Under the leadership of both Comptroller Mychajliw and Cheryl Mekarski of the Accounts Payable division, the paperless process operates efficiently utilizing SAP, the County’s Enterprise Resource Planning system and OnBase Document Management system software. 

“Before this, it took multiple steps before a check was actually mailed.  That is so typical of government.  It was a great waste of resources.  Paper gets lost in the shuffle.  Departments could not communicate with one another.  A paper invoice could sit on someone’s desk for months and no one else would know.  Now there’s an electronic accountability of making sure vendors are paid quickly.  We can track invoices and pay them like never before,” said Mekarski.

The multiple-step, multiple-person process was time consuming, burdensome, and with today’s technology, completely unnecessary.

This initiative allows all invoices to be sent electronically to the office of Erie County Comptroller via a secure system utilizing the county’s scanning network that was already in place.  Prior to this, all invoices were mailed or hand-delivered.

Modernizing and streamlining the process made it quicker and easier to make payments.  The current epidemic only highlights the necessity for such an efficient operation.  With so many people being told to stay home from work, and social distancing now the norm, the multiple steps, and people that had been required in the past to handle the invoices and make the payments would have become a major issue.

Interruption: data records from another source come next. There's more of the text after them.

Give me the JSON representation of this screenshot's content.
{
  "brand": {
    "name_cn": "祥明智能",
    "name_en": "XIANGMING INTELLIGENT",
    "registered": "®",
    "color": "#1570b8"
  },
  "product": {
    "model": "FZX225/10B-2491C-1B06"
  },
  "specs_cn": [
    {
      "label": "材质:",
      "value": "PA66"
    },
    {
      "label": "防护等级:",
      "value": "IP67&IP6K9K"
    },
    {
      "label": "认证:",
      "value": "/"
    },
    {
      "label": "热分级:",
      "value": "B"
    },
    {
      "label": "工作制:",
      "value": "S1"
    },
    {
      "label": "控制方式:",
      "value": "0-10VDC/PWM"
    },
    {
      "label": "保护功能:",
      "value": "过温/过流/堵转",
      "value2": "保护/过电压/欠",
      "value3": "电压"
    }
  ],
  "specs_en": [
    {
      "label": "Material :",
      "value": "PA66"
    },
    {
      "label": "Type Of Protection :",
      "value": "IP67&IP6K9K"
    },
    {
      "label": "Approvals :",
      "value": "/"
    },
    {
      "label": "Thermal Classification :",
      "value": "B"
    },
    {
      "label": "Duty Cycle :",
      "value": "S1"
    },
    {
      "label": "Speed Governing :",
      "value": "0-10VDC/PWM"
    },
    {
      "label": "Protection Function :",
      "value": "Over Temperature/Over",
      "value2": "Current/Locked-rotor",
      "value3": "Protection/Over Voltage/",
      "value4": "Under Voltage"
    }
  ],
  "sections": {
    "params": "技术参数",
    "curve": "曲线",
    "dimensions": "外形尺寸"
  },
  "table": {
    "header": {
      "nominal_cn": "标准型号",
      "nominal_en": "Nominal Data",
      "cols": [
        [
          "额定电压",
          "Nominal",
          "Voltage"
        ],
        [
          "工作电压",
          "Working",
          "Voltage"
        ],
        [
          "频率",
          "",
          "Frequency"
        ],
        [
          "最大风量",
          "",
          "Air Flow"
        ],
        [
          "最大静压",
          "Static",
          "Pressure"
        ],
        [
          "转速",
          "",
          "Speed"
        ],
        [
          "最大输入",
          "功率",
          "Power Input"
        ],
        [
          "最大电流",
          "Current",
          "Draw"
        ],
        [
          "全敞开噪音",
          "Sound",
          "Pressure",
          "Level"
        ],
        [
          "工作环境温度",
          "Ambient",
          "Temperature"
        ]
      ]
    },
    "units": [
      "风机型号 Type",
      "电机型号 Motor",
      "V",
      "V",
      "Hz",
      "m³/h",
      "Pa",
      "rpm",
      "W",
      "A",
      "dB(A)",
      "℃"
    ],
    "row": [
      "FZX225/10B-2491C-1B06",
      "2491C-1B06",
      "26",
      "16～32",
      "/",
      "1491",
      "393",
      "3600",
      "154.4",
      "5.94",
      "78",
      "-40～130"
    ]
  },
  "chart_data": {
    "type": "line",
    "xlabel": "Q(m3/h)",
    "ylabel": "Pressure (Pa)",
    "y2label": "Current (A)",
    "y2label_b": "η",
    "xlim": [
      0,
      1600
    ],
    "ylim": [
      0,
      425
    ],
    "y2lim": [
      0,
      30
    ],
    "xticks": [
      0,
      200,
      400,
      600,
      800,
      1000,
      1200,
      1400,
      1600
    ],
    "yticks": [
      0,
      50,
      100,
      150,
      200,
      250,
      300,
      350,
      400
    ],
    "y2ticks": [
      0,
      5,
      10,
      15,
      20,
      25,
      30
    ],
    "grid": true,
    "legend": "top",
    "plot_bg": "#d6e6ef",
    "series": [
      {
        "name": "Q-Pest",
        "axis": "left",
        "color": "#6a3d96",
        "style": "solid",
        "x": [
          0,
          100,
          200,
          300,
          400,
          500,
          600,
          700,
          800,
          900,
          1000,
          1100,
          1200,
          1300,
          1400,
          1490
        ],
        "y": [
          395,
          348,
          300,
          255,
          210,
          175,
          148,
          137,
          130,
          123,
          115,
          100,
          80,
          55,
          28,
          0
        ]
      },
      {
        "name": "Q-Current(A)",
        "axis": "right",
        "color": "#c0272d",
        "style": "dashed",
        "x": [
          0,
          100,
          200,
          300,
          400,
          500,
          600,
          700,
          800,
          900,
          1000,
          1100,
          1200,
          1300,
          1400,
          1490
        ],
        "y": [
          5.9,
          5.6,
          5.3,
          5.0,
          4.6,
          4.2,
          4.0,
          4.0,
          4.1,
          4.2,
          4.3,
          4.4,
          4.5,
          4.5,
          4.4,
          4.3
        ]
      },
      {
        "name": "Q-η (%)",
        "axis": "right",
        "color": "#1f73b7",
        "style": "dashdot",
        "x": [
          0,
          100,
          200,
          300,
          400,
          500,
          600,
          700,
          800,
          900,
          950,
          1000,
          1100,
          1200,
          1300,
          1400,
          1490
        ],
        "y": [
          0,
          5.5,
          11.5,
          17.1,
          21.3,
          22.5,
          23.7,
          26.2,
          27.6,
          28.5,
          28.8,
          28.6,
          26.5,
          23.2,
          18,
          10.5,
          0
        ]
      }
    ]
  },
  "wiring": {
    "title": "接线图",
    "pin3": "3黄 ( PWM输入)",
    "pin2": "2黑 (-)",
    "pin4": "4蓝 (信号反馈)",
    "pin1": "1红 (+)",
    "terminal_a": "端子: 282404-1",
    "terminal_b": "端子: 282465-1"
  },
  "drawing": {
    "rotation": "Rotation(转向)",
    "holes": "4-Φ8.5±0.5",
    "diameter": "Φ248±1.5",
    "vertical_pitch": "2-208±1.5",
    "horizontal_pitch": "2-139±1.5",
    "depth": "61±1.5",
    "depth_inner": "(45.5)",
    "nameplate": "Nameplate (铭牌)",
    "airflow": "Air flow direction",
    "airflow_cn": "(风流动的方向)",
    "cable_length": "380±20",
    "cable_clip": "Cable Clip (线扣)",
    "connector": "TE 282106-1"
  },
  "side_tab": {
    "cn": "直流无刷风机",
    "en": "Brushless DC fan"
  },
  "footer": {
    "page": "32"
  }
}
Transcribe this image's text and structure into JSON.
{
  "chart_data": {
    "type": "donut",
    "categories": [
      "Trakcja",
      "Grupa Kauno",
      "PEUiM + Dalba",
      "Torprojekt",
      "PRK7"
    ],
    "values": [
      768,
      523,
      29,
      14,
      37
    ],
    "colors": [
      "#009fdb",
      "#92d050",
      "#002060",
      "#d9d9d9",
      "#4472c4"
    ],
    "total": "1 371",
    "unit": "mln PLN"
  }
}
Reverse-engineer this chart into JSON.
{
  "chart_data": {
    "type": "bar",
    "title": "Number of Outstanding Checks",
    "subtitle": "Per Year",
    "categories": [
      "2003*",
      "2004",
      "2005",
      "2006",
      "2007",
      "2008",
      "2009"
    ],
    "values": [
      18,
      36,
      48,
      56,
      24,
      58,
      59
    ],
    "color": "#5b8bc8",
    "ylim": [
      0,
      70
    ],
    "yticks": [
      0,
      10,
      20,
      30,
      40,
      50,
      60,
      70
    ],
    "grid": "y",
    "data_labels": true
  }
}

“The last thing people, county departments, or businesses need right now is to be told they have to wait for a payment.  Every day this shutdown continues is another day of lost revenue for so many.  We are living in trying times.  We can at least assure them that through this program, they will get paid in a timely manner,” added Mekarski.

“The ‘old way’ of doing things was archaic and slow.  It was about time Erie County government left the Stone Age and entered the Information Age.  We will continue to look for ways to operate more efficiently and effectively.  Our office is accomplishing that because of changes we made, even as our employees work through the global epidemic challenges,” concluded Comptroller Mychajliw.